What is the performance of this model running on a raspberry pi?
How does it handle streaming and attention in the spectrum with long gated words? I built 2 prototype over the last month with Tensorflow and eventually landed on a model from google research. You can see this thread here: Suggestions for Dutch wake word detection for newbie - #32 by shellcode
@shellcode, performance is reasonable on Raspberry Pi 3, using about ~70% of a single core to run the 4 pre-trained models currently available. There is a script that will estimate how many models would fit on a given system and number of CPUs. Using this script, a Raspberry Pi 3 could run ~15-20 models on a single core in real-time.
However, I haven’t quantized the models yet (that’s planned for a future release), so efficiency of the models will hopefully get better.

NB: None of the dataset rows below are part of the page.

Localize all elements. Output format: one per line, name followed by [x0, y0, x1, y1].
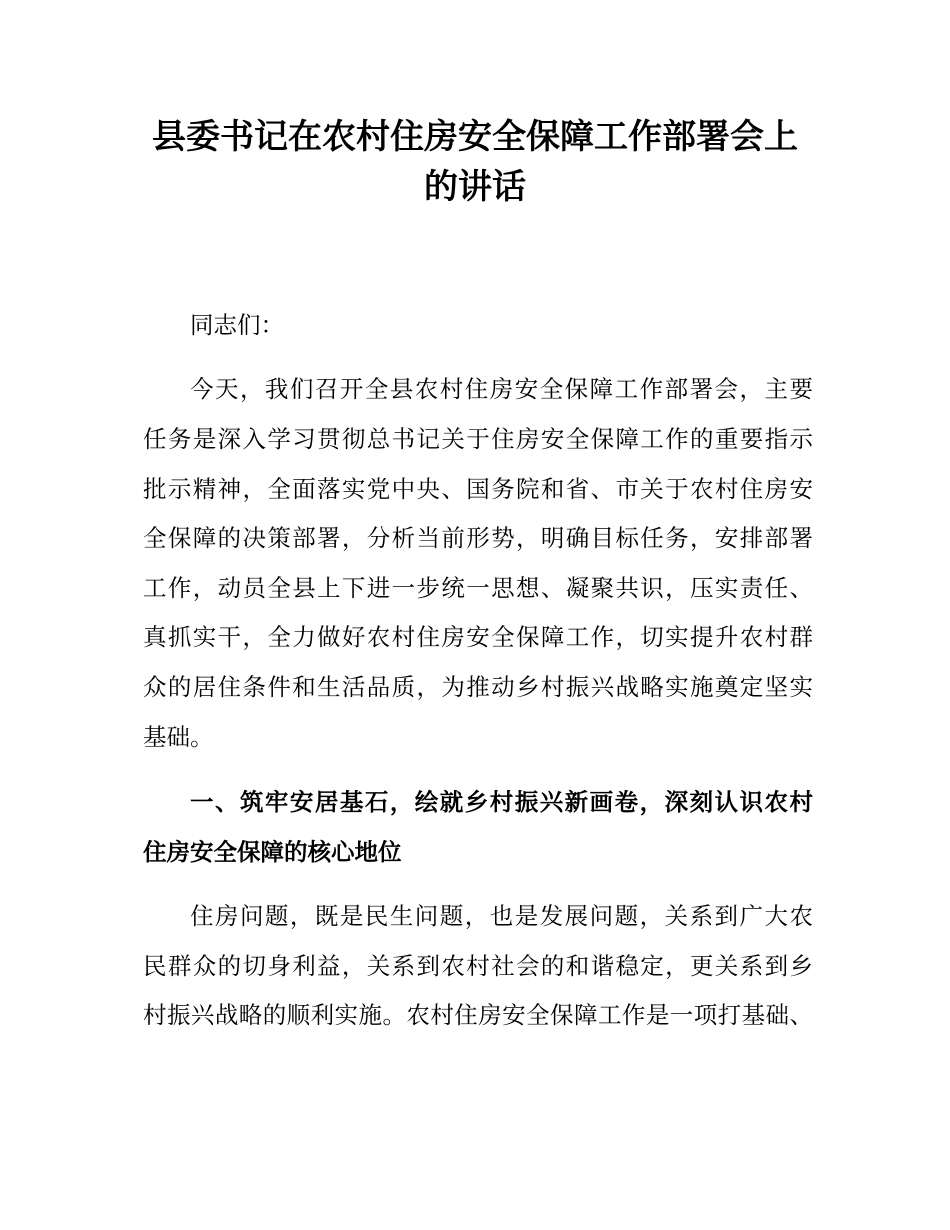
paragraph-1-line-1: 今天，我们召开全县农村住房安全保障工作部署会，主要	[190, 375, 813, 403]
paragraph-1-line-6: 真抓实干，全力做好农村住房安全保障工作，切实提升农村群	[143, 623, 813, 651]
paragraph-1-line-2: 任务是深入学习贯彻总书记关于住房安全保障工作的重要指示	[143, 425, 813, 453]
paragraph-2-line-3: 村振兴战略的顺利实施。农村住房安全保障工作是一项打基础、	[143, 1001, 813, 1029]
paragraph-2-line-2: 民群众的切身利益，关系到农村社会的和谐稳定，更关系到乡	[143, 952, 813, 980]
paragraph-1-line-3: 批示精神，全面落实党中央、国务院和省、市关于农村住房安	[143, 475, 813, 503]
title-line-1: 县委书记在农村住房安全保障工作部署会上	[152, 117, 798, 157]
title-line-2: 的讲话	[424, 167, 526, 207]
paragraph-1-line-4: 全保障的决策部署，分析当前形势，明确目标任务，安排部署	[143, 524, 813, 552]
section-heading-1-line-1: 一、筑牢安居基石，绘就乡村振兴新画卷，深刻认识农村	[190, 788, 813, 816]
section-heading-1-line-2: 住房安全保障的核心地位	[143, 838, 402, 866]
salutation: 同志们：	[190, 311, 284, 339]
document-title	[110, 112, 840, 212]
paragraph-1-line-8: 基础。	[143, 723, 214, 751]
paragraph-1-line-5: 工作，动员全县上下进一步统一思想、凝聚共识，压实责任、	[143, 574, 813, 602]
paragraph-2-line-1: 住房问题，既是民生问题，也是发展问题，关系到广大农	[190, 902, 813, 930]
paragraph-1-line-7: 众的居住条件和生活品质，为推动乡村振兴战略实施奠定坚实	[143, 673, 813, 701]
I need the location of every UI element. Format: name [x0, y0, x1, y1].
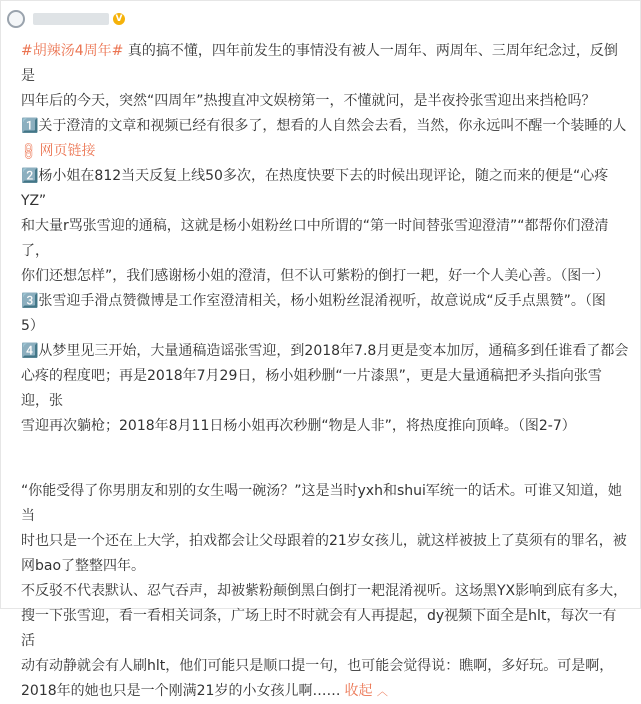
- link-icon: 🔗︎: [18, 140, 41, 163]
- text-line: 3️⃣张雪迎手滑点赞微博是工作室澄清相关，杨小姐粉丝混淆视听，故意说成“反手点黑赞”。（图: [21, 293, 606, 309]
- text-line: 四年后的今天，突然“四周年”热搜直冲文娱榜第一，不懂就问，是半夜拎张雪迎出来挡枪吗？: [21, 93, 596, 109]
- paragraph-2: [21, 164, 629, 289]
- web-link[interactable]: [18, 139, 96, 164]
- post-body: [18, 39, 629, 704]
- paragraph-4: [21, 339, 629, 439]
- paragraph-6: [21, 579, 629, 704]
- avatar[interactable]: [7, 10, 25, 28]
- collapse-button[interactable]: [344, 683, 387, 699]
- text-line: 真的搞不懂，四年前发生的事情没有被人一周年、两周年、三周年纪念过，反倒是: [21, 43, 618, 84]
- text-line: 4️⃣从梦里见三开始，大量通稿造谣张雪迎，到2018年7.8月更是变本加厉，通稿多到任谁看了都会: [21, 343, 629, 359]
- username[interactable]: [33, 13, 109, 25]
- text-line: 不反驳不代表默认、忍气吞声，却被紫粉颠倒黑白倒打一耙混淆视听。这场黑YX影响到底有多大，: [21, 583, 628, 599]
- paragraph-3: [21, 289, 629, 339]
- text-line: 雪迎再次躺枪；2018年8月11日杨小姐再次秒删“物是人非”，将热度推向顶峰。（图2-7）: [21, 418, 576, 434]
- text-line: 搜一下张雪迎，看一看相关词条，广场上时不时就会有人再提起，dy视频下面全是hlt，每次一有活: [21, 608, 617, 649]
- text-line: 2️⃣杨小姐在812当天反复上线50多次，在热度快要下去的时候出现评论，随之而来的便是“心疼YZ”: [21, 168, 609, 209]
- post-header: [7, 7, 125, 31]
- collapse-label: 收起: [344, 683, 373, 699]
- text-line: 你们还想怎样”，我们感谢杨小姐的澄清，但不认可紫粉的倒打一耙，好一个人美心善。（图一）: [21, 268, 610, 284]
- text-line: 网bao了整整四年。: [21, 558, 146, 574]
- web-link-label: 网页链接: [39, 143, 96, 159]
- text-line: 动有动静就会有人刷hlt，他们可能只是顺口提一句，也可能会觉得说：瞧啊，多好玩。可是啊，: [21, 658, 614, 674]
- chevron-up-icon: ︿: [376, 685, 388, 698]
- paragraph-intro: [21, 39, 629, 114]
- spacer: [21, 439, 629, 479]
- paragraph-1: [21, 114, 629, 139]
- text-line: “你能受得了你男朋友和别的女生喝一碗汤？”这是当时yxh和shui军统一的话术。可谁又知道，她当: [21, 483, 622, 524]
- text-line: 心疼的程度吧；再是2018年7月29日，杨小姐秒删“一片漆黑”，更是大量通稿把矛头指向张雪迎，张: [21, 368, 602, 409]
- verified-badge-icon: V: [113, 13, 125, 25]
- hashtag-link[interactable]: #胡辣汤4周年#: [21, 43, 124, 59]
- text-line: 时也只是一个还在上大学，拍戏都会让父母跟着的21岁女孩儿，就这样被披上了莫须有的罪名，被: [21, 533, 627, 549]
- web-link-row: [18, 139, 629, 164]
- paragraph-5: [21, 479, 629, 579]
- text-line: 1️⃣关于澄清的文章和视频已经有很多了，想看的人自然会去看，当然，你永远叫不醒一个装睡的人: [21, 118, 627, 134]
- text-line: 2018年的她也只是一个刚满21岁的小女孩儿啊……: [21, 683, 341, 699]
- text-line: 5）: [21, 318, 44, 334]
- text-line: 和大量r骂张雪迎的通稿，这就是杨小姐粉丝口中所谓的“第一时间替张雪迎澄清”“都帮你们澄清了，: [21, 218, 609, 259]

And yes, that is a great thread! The streaming models from Google Research look very good, and are extremely efficient. However, I didn’t end up using that framework as from my testing the pre-trained model from Google that openWakeWord is based on is needed to obtain good performance when training on only synthetic data. But this is something I’d like to explore more.
As for streaming, openWakeWord uses a fairly simplistic approach. Basically, the melspectrograms and audio features are computed in streaming mode (that is, each 80 ms frame at a time), but then the trained models predict on a fixed time window that varies depending on the model. For example, the “alexa” model looks at a window of the last ~1.3 seconds when making a prediction.
As for “long gated words”, I assume you mean words/phrases that are separated in time in the audio stream? If so, openWakeWord handles that by simply increasing the width of the time window. For example, the “timer” model uses a window size of about ~2.75 seconds. When paired with the right type of classification model (e.g., a GRU/LSTM or self-attention layers), you should be able to use even larger temporal context windows as the underlying features from the embedding model are fairly robust. In fact, the numbers reported in the Readme for the Fluent Speech Commands dataset are from a classification model with LSTM layers as that seemed to perform the best with larger time windows.
Think of long gated words using something from your example as “Aaalllleeeexxxa” the model I am using from google research successfully detects the attention of “Alexa” in a 1 second window. Because it’s a streaming attention model it can find the attention no matter where it happens in the frame. Where if it’s just a simple mfcc(+whatever else) then is probably equivalent to the already shipping Raven built in model.
The models are trained to predict when the wake word when is near the end of the temporal window, but there is random variation included so that model is not too sensitive to placement. And as the predictions are made every frame in practice it behaves similarly to a streaming model.
While the model isn’t trained on phoneme targets, due to the pre-training and then fine-tuning on synthetic speech the model learns end-to-end to find the right combination of phonemes in the window, regardless of exactly where and at what rate they are spoken. And while the input is a full melspectogram, ultimately it’s the learned features from the embedding model that enable the performance. I haven’t done a comparison to Raven (that would be good to add), but given that it is based on simply dynamic time warping I suspect openWakeWord models will be significantly better.
From the thread you linked before, I know that you and @rolyan_trauts have been working in this area as well. It would be great to do some comparisons between our approaches, I’m sure there is a lot we could learn and share.